Un prezzo del combustibile più basso non si traduce automaticamente in elettricità nucleare economica, poiché la costruzione e il finanziamento delle centrali rappresentano la parte preponderante dei costi. Ma i paesi che nutrono dubbi sull'accesso a lungo termine all'uranio trovano ora argomenti aggiuntivi per rimettere sul tavolo gli scenari nucleari.
Europa e Italia: una strategia da ricalibrare?
Per i paesi europei, Italia inclusa, emerge la domanda su come questo mercato uranifero in evoluzione si inserisca nei piani a lungo termine. Le aziende energetiche dovrebbero diversificare i partner contrattuali, con la Cina come possibile controparte? Oppure i governi sceglieranno di rafforzare la cooperazione con i fornitori tradizionalmente affidabili, anche se più costosi?
Anche il dibattito sul ritorno al nucleare in Europa acquista così un ulteriore livello di complessità. Non conta solo la fattibilità tecnica, ma anche la provenienza geopolitica di ogni futuro carico di combustibile.
Per fare un po' di contesto: cosa significa davvero 30 milioni di tonnellate di uranio?
La portata grezza delle riserve di Ordos è difficile da immaginare. Solo una parte sarà economicamente estraibile, in funzione del prezzo dell'uranio, della profondità e delle tecnologie disponibili. Ma anche con stime conservative, si tratta di una quantità capace di alimentare migliaia di anni-reattore.
Come ordine di grandezza: bastano poche centinaia di tonnellate di uranio naturale all'anno per alimentare un reattore moderno da circa 1.000 megawatt. Anche solo una piccola frazione delle riserve di Ordos potrebbe quindi fornire combustibile a decine di centrali per diversi decenni.
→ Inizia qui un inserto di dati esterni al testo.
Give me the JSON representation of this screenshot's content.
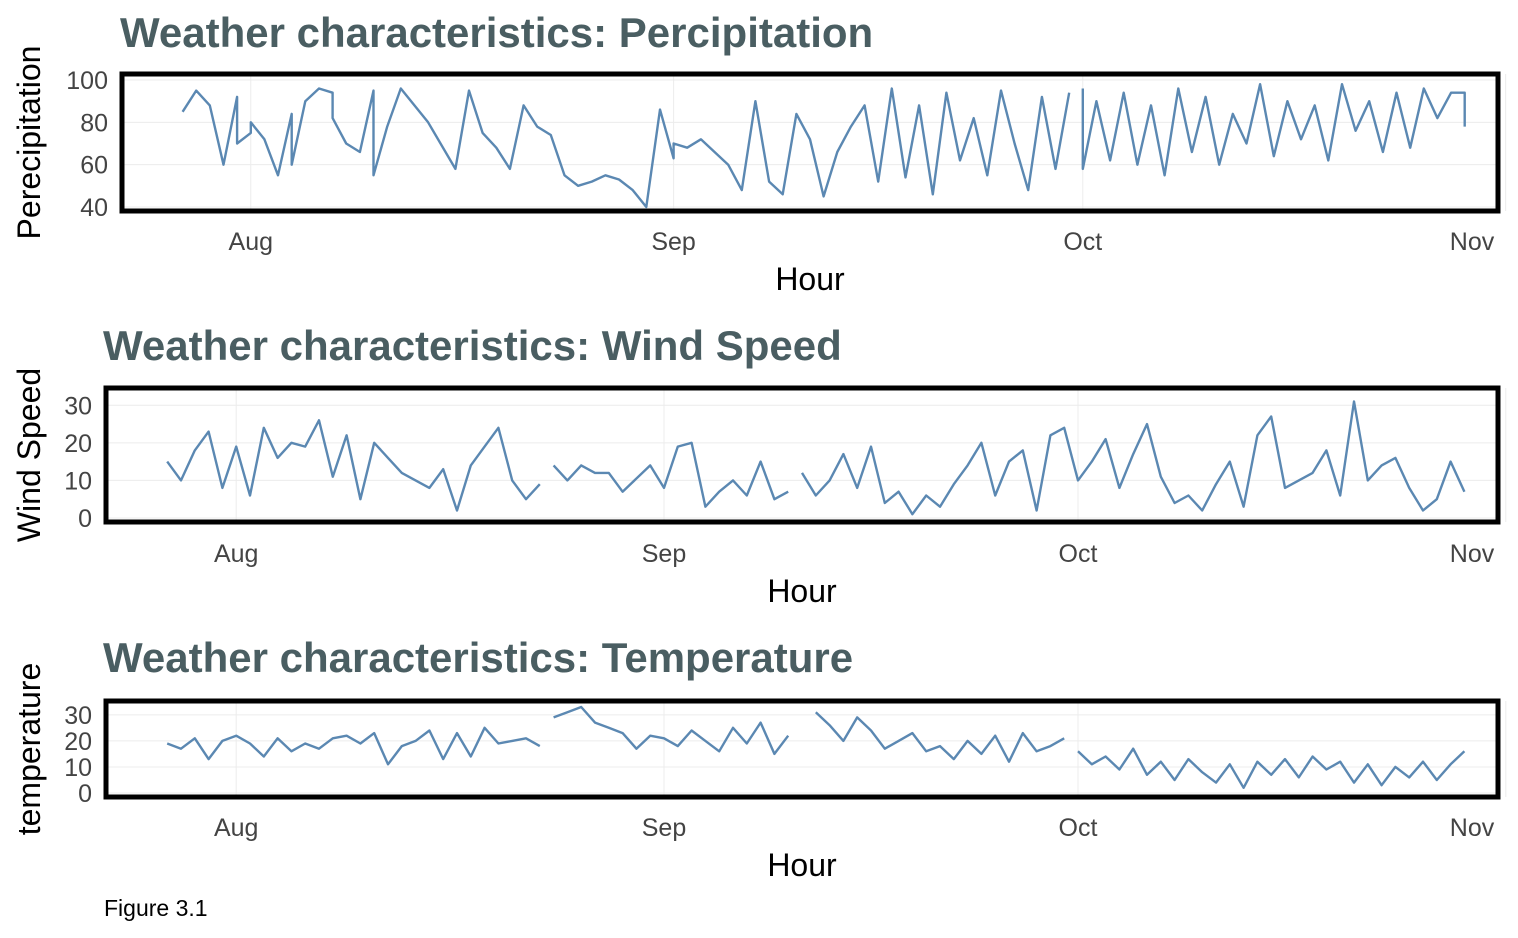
{
  "caption": "Figure 3.1",
  "chart_data": [
    {
      "type": "line",
      "title": "Weather characteristics: Percipitation",
      "xlabel": "Hour",
      "ylabel": "Perecipitation",
      "xlim": [
        "2023-07-23",
        "2023-10-31"
      ],
      "ylim": [
        40,
        100
      ],
      "y_ticks": [
        40,
        60,
        80,
        100
      ],
      "x_ticks": [
        {
          "label": "Aug",
          "date": "2023-08-01"
        },
        {
          "label": "Sep",
          "date": "2023-09-01"
        },
        {
          "label": "Oct",
          "date": "2023-10-01"
        },
        {
          "label": "Nov",
          "date": "2023-11-01"
        }
      ],
      "color": "#5b88b2",
      "grid": true,
      "segments": [
        {
          "x": [
            "2023-07-27",
            "2023-07-28",
            "2023-07-29",
            "2023-07-30",
            "2023-07-31",
            "2023-07-31",
            "2023-08-01",
            "2023-08-01",
            "2023-08-02",
            "2023-08-03",
            "2023-08-04",
            "2023-08-04",
            "2023-08-05",
            "2023-08-06",
            "2023-08-07",
            "2023-08-07",
            "2023-08-08",
            "2023-08-09",
            "2023-08-10",
            "2023-08-10",
            "2023-08-11",
            "2023-08-12",
            "2023-08-14",
            "2023-08-16",
            "2023-08-17",
            "2023-08-18",
            "2023-08-19",
            "2023-08-20",
            "2023-08-21",
            "2023-08-22",
            "2023-08-23",
            "2023-08-24",
            "2023-08-25",
            "2023-08-26",
            "2023-08-27",
            "2023-08-28",
            "2023-08-29",
            "2023-08-30",
            "2023-08-31",
            "2023-09-01",
            "2023-09-01",
            "2023-09-02",
            "2023-09-03",
            "2023-09-05",
            "2023-09-06",
            "2023-09-07",
            "2023-09-08",
            "2023-09-09",
            "2023-09-10",
            "2023-09-11",
            "2023-09-12",
            "2023-09-13",
            "2023-09-14",
            "2023-09-15",
            "2023-09-16",
            "2023-09-17",
            "2023-09-18",
            "2023-09-19",
            "2023-09-20",
            "2023-09-21",
            "2023-09-22",
            "2023-09-23",
            "2023-09-24",
            "2023-09-25",
            "2023-09-26",
            "2023-09-27",
            "2023-09-28",
            "2023-09-29",
            "2023-09-30"
          ],
          "y": [
            85,
            95,
            88,
            60,
            92,
            70,
            75,
            80,
            72,
            55,
            84,
            60,
            90,
            96,
            94,
            82,
            70,
            66,
            95,
            55,
            78,
            96,
            80,
            58,
            95,
            75,
            68,
            58,
            88,
            78,
            74,
            55,
            50,
            52,
            55,
            53,
            48,
            40,
            86,
            63,
            70,
            68,
            72,
            60,
            48,
            90,
            52,
            46,
            84,
            72,
            45,
            66,
            78,
            88,
            52,
            96,
            54,
            88,
            46,
            94,
            62,
            82,
            55,
            95,
            70,
            48,
            92,
            58,
            94
          ]
        },
        {
          "x": [
            "2023-10-01",
            "2023-10-01",
            "2023-10-02",
            "2023-10-03",
            "2023-10-04",
            "2023-10-05",
            "2023-10-06",
            "2023-10-07",
            "2023-10-08",
            "2023-10-09",
            "2023-10-10",
            "2023-10-11",
            "2023-10-12",
            "2023-10-13",
            "2023-10-14",
            "2023-10-15",
            "2023-10-16",
            "2023-10-17",
            "2023-10-18",
            "2023-10-19",
            "2023-10-20",
            "2023-10-21",
            "2023-10-22",
            "2023-10-23",
            "2023-10-24",
            "2023-10-25",
            "2023-10-26",
            "2023-10-27",
            "2023-10-28",
            "2023-10-29",
            "2023-10-29"
          ],
          "y": [
            96,
            58,
            90,
            62,
            94,
            60,
            88,
            55,
            96,
            66,
            92,
            60,
            84,
            70,
            98,
            64,
            90,
            72,
            88,
            62,
            98,
            76,
            90,
            66,
            94,
            68,
            96,
            82,
            94,
            94,
            78
          ]
        }
      ]
    },
    {
      "type": "line",
      "title": "Weather characteristics: Wind Speed",
      "xlabel": "Hour",
      "ylabel": "Wind Speed",
      "xlim": [
        "2023-07-23",
        "2023-10-31"
      ],
      "ylim": [
        0,
        33
      ],
      "y_ticks": [
        0,
        10,
        20,
        30
      ],
      "x_ticks": [
        {
          "label": "Aug",
          "date": "2023-08-01"
        },
        {
          "label": "Sep",
          "date": "2023-09-01"
        },
        {
          "label": "Oct",
          "date": "2023-10-01"
        },
        {
          "label": "Nov",
          "date": "2023-11-01"
        }
      ],
      "color": "#5b88b2",
      "grid": true,
      "segments": [
        {
          "x": [
            "2023-07-27",
            "2023-07-28",
            "2023-07-29",
            "2023-07-30",
            "2023-07-31",
            "2023-08-01",
            "2023-08-02",
            "2023-08-03",
            "2023-08-04",
            "2023-08-05",
            "2023-08-06",
            "2023-08-07",
            "2023-08-08",
            "2023-08-09",
            "2023-08-10",
            "2023-08-11",
            "2023-08-12",
            "2023-08-13",
            "2023-08-14",
            "2023-08-15",
            "2023-08-16",
            "2023-08-17",
            "2023-08-18",
            "2023-08-19",
            "2023-08-20",
            "2023-08-21",
            "2023-08-22",
            "2023-08-23"
          ],
          "y": [
            15,
            10,
            18,
            23,
            8,
            19,
            6,
            24,
            16,
            20,
            19,
            26,
            11,
            22,
            5,
            20,
            16,
            12,
            10,
            8,
            13,
            2,
            14,
            19,
            24,
            10,
            5,
            9
          ]
        },
        {
          "x": [
            "2023-08-24",
            "2023-08-25",
            "2023-08-26",
            "2023-08-27",
            "2023-08-28",
            "2023-08-29",
            "2023-08-31",
            "2023-09-01",
            "2023-09-02",
            "2023-09-03",
            "2023-09-04",
            "2023-09-05",
            "2023-09-06",
            "2023-09-07",
            "2023-09-08",
            "2023-09-09",
            "2023-09-10"
          ],
          "y": [
            14,
            10,
            14,
            12,
            12,
            7,
            14,
            8,
            19,
            20,
            3,
            7,
            10,
            6,
            15,
            5,
            7
          ]
        },
        {
          "x": [
            "2023-09-11",
            "2023-09-12",
            "2023-09-13",
            "2023-09-14",
            "2023-09-15",
            "2023-09-16",
            "2023-09-17",
            "2023-09-18",
            "2023-09-19",
            "2023-09-20",
            "2023-09-21",
            "2023-09-22",
            "2023-09-23",
            "2023-09-24",
            "2023-09-25",
            "2023-09-26",
            "2023-09-27",
            "2023-09-28",
            "2023-09-29",
            "2023-09-30",
            "2023-10-01",
            "2023-10-02",
            "2023-10-03",
            "2023-10-04",
            "2023-10-05",
            "2023-10-06",
            "2023-10-07",
            "2023-10-08",
            "2023-10-09",
            "2023-10-10",
            "2023-10-11",
            "2023-10-12",
            "2023-10-13",
            "2023-10-14",
            "2023-10-15",
            "2023-10-16",
            "2023-10-17",
            "2023-10-18",
            "2023-10-19",
            "2023-10-20",
            "2023-10-21",
            "2023-10-22",
            "2023-10-23",
            "2023-10-24",
            "2023-10-25",
            "2023-10-26",
            "2023-10-27",
            "2023-10-28",
            "2023-10-29"
          ],
          "y": [
            12,
            6,
            10,
            17,
            8,
            19,
            4,
            7,
            1,
            6,
            3,
            9,
            14,
            20,
            6,
            15,
            18,
            2,
            22,
            24,
            10,
            15,
            21,
            8,
            17,
            25,
            11,
            4,
            6,
            2,
            9,
            15,
            3,
            22,
            27,
            8,
            10,
            12,
            18,
            6,
            31,
            10,
            14,
            16,
            8,
            2,
            5,
            15,
            7
          ]
        }
      ]
    },
    {
      "type": "line",
      "title": "Weather characteristics: Temperature",
      "xlabel": "Hour",
      "ylabel": "temperature",
      "xlim": [
        "2023-07-23",
        "2023-10-31"
      ],
      "ylim": [
        0,
        33
      ],
      "y_ticks": [
        0,
        10,
        20,
        30
      ],
      "x_ticks": [
        {
          "label": "Aug",
          "date": "2023-08-01"
        },
        {
          "label": "Sep",
          "date": "2023-09-01"
        },
        {
          "label": "Oct",
          "date": "2023-10-01"
        },
        {
          "label": "Nov",
          "date": "2023-11-01"
        }
      ],
      "color": "#5b88b2",
      "grid": true,
      "segments": [
        {
          "x": [
            "2023-07-27",
            "2023-07-28",
            "2023-07-29",
            "2023-07-30",
            "2023-07-31",
            "2023-08-01",
            "2023-08-02",
            "2023-08-03",
            "2023-08-04",
            "2023-08-05",
            "2023-08-06",
            "2023-08-07",
            "2023-08-08",
            "2023-08-09",
            "2023-08-10",
            "2023-08-11",
            "2023-08-12",
            "2023-08-13",
            "2023-08-14",
            "2023-08-15",
            "2023-08-16",
            "2023-08-17",
            "2023-08-18",
            "2023-08-19",
            "2023-08-20",
            "2023-08-21",
            "2023-08-22",
            "2023-08-23"
          ],
          "y": [
            19,
            17,
            21,
            13,
            20,
            22,
            19,
            14,
            21,
            16,
            19,
            17,
            21,
            22,
            19,
            23,
            11,
            18,
            20,
            24,
            13,
            23,
            14,
            25,
            19,
            20,
            21,
            18
          ]
        },
        {
          "x": [
            "2023-08-24",
            "2023-08-25",
            "2023-08-26",
            "2023-08-27",
            "2023-08-28",
            "2023-08-29",
            "2023-08-30",
            "2023-08-31",
            "2023-09-01",
            "2023-09-02",
            "2023-09-03",
            "2023-09-04",
            "2023-09-05",
            "2023-09-06",
            "2023-09-07",
            "2023-09-08",
            "2023-09-09",
            "2023-09-10"
          ],
          "y": [
            29,
            31,
            33,
            27,
            25,
            23,
            17,
            22,
            21,
            18,
            24,
            20,
            16,
            25,
            19,
            27,
            15,
            22
          ]
        },
        {
          "x": [
            "2023-09-12",
            "2023-09-13",
            "2023-09-14",
            "2023-09-15",
            "2023-09-16",
            "2023-09-17",
            "2023-09-18",
            "2023-09-19",
            "2023-09-20",
            "2023-09-21",
            "2023-09-22",
            "2023-09-23",
            "2023-09-24",
            "2023-09-25",
            "2023-09-26",
            "2023-09-27",
            "2023-09-28",
            "2023-09-29",
            "2023-09-30"
          ],
          "y": [
            31,
            26,
            20,
            29,
            24,
            17,
            20,
            23,
            16,
            18,
            13,
            20,
            15,
            22,
            12,
            23,
            16,
            18,
            21
          ]
        },
        {
          "x": [
            "2023-10-01",
            "2023-10-02",
            "2023-10-03",
            "2023-10-04",
            "2023-10-05",
            "2023-10-06",
            "2023-10-07",
            "2023-10-08",
            "2023-10-09",
            "2023-10-10",
            "2023-10-11",
            "2023-10-12",
            "2023-10-13",
            "2023-10-14",
            "2023-10-15",
            "2023-10-16",
            "2023-10-17",
            "2023-10-18",
            "2023-10-19",
            "2023-10-20",
            "2023-10-21",
            "2023-10-22",
            "2023-10-23",
            "2023-10-24",
            "2023-10-25",
            "2023-10-26",
            "2023-10-27",
            "2023-10-28",
            "2023-10-29"
          ],
          "y": [
            16,
            11,
            14,
            9,
            17,
            7,
            12,
            5,
            13,
            8,
            4,
            11,
            2,
            12,
            7,
            13,
            6,
            14,
            9,
            12,
            4,
            11,
            3,
            10,
            6,
            12,
            5,
            11,
            16
          ]
        }
      ]
    }
  ]
}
Questo dà un'idea concreta della leva che la Cina si troverà in mano, soprattutto quando le nuove capacità di arricchimento raggiungeranno la piena maturità.
Per i responsabili politici, gli investitori e i cittadini europei, vale la pena di non considerare queste cifre come astrazioni lontane, ma come parte di scelte molto concrete: quali fonti energetiche ricevono priorità, con quali partner vogliamo fare affari e quanta dipendenza da materie prime straniere siamo disposti ad accettare nel lungo periodo.